Nvidia has claimed a console-quality-graphics-on-mobile milestone with the unveiling of its new Tegra X1 chip at the Consumer Electronics Show in Las Vegas.

Speaking on stage at CES 2015, Nvidia chief executive Jen-Hsun Huang hailed the Tegra X1 a “mobile super chip” that packs twice the power of 2014’s Tegra K1.
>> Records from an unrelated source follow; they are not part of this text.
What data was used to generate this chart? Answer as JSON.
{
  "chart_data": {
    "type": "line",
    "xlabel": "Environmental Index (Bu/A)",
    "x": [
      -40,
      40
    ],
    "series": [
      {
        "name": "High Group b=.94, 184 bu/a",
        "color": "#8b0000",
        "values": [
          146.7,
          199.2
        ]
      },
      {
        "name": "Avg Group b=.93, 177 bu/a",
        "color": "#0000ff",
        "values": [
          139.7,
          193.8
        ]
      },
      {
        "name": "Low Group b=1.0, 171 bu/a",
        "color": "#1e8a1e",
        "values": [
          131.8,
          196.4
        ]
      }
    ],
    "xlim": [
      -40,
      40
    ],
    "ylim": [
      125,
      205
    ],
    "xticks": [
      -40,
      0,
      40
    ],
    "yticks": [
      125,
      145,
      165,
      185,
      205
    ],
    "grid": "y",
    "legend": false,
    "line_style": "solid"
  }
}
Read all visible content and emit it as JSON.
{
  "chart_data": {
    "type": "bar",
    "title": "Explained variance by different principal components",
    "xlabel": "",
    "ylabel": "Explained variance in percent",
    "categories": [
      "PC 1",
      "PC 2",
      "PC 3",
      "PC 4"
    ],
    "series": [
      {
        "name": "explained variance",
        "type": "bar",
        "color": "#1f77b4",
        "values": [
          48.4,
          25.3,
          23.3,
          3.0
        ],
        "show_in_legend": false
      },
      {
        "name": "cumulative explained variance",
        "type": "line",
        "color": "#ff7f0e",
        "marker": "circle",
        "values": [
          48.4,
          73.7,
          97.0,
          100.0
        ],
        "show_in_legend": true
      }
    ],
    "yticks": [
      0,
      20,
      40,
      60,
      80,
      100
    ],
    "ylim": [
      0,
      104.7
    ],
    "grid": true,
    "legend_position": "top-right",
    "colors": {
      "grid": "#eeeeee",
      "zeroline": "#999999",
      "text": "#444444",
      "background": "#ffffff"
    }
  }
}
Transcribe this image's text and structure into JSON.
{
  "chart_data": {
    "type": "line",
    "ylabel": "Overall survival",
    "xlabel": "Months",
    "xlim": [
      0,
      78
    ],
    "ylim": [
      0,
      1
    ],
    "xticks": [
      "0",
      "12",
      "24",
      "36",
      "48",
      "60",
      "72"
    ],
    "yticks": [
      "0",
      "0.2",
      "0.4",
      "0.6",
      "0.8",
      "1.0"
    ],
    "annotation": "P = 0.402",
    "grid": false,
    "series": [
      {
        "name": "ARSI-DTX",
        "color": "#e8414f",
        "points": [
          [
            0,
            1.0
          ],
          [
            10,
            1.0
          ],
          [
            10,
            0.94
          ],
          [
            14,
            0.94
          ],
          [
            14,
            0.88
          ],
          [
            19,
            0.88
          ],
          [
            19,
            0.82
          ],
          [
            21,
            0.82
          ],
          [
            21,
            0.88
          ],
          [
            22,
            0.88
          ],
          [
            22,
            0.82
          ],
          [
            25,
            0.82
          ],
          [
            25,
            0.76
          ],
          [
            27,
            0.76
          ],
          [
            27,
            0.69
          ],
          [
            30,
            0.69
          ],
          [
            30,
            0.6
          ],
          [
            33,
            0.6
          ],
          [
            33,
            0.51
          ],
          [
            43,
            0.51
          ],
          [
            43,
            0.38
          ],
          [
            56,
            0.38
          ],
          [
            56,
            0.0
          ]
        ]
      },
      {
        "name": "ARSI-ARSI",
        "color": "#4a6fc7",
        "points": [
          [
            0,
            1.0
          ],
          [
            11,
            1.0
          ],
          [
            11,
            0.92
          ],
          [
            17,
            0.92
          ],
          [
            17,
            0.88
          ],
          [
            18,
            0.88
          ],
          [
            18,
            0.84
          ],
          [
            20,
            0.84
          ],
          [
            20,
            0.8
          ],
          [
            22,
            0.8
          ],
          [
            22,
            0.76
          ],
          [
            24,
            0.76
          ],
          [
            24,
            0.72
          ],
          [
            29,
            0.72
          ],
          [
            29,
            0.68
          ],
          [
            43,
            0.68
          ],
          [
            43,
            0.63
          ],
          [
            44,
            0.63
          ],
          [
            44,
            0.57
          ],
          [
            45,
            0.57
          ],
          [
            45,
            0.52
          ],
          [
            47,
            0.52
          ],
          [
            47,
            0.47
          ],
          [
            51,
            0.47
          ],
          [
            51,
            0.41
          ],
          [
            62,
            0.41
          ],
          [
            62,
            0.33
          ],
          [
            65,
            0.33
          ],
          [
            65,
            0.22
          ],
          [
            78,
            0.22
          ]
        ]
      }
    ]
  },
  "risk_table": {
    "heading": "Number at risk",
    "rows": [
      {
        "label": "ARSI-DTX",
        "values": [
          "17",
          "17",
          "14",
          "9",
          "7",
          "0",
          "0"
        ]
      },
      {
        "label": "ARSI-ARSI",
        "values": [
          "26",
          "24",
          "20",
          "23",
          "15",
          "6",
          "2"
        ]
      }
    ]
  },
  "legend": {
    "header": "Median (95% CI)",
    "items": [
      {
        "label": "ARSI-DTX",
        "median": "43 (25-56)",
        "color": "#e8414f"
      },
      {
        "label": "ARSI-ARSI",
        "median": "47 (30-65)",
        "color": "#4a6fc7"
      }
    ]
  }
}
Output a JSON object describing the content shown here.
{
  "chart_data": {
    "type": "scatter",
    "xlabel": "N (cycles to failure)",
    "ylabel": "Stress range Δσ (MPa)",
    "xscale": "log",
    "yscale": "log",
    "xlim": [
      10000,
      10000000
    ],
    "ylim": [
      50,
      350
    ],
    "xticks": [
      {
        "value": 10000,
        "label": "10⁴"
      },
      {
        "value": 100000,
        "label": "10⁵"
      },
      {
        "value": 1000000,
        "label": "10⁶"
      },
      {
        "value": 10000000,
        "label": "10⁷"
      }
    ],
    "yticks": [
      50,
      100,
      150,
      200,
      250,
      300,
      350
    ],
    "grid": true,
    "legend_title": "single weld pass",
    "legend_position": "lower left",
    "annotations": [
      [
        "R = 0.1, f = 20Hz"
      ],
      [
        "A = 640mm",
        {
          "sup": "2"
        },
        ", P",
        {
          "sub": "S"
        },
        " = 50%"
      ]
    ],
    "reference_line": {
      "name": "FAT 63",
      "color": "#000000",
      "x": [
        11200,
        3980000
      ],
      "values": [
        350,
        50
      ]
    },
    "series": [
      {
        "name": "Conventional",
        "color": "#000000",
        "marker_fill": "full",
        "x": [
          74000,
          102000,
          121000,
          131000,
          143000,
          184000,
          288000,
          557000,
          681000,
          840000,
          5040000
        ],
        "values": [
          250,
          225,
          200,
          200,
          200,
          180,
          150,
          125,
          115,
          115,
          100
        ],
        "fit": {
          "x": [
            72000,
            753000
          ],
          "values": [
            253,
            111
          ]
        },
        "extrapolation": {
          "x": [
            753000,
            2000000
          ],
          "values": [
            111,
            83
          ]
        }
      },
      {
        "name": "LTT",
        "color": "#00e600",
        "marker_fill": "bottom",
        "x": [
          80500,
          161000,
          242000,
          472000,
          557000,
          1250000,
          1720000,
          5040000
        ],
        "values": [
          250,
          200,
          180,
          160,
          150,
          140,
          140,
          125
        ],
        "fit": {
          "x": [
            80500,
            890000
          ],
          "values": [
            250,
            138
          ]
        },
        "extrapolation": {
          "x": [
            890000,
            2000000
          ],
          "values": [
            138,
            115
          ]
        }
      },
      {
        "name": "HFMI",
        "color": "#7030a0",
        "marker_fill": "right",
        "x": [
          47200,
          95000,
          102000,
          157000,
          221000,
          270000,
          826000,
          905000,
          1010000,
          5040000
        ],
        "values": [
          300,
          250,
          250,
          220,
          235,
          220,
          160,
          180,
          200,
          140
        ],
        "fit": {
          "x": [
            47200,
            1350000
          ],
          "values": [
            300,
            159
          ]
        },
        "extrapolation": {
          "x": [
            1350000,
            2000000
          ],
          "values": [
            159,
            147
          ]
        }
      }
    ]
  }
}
Still, Nvidia is only the latest company in a string of corporations to make the coveted statement that console graphics can be rendered on mobile devices. Indeed, it's been promising such a shift for years

So how does the Tegra X1 stand out?

First, it’s built on Nvidia’s Maxwell PC architecture – that’s the same architecture used in desktop GPUs including the GTX 980 and GTX 970. It also packs a 256-core GPU (equal to a GeForce 830M) and sits on top of an 8-core ARM-based central processing unit.

The Tegra X1 uses ARM's Big/Little architecture for its CPU

In layman’s terms, that all adds up to a chip that pumps out an entire teraflop of computational power. That’s a lot of power.

Unreal graphics

The key thing, however, that makes Huang’s console-grade claim different from the rest is that the unveiling was twinned with a demo of Unreal Engine 4 Elemental tech demo running on the X1.

This was the video that set the bar in 2012 for what developers could achieve in next-gen consoles, with the demo originally requiring 300W of power to run.

Huang claimed on stage that the Tegra X1 can run the demo at just 10W.

It’s certainly an interesting advancement, and the demo video (see below) proves that Nvidia is not just making yet another sweeping claim.

Still, the chipmaker will have to work hard in 2015 to crack the mobile games market, with Qualcomm Snapdragon hardware dominating Android devices and Apple favouring its own custom A8 chips, which use Imagination Technologies GPUs.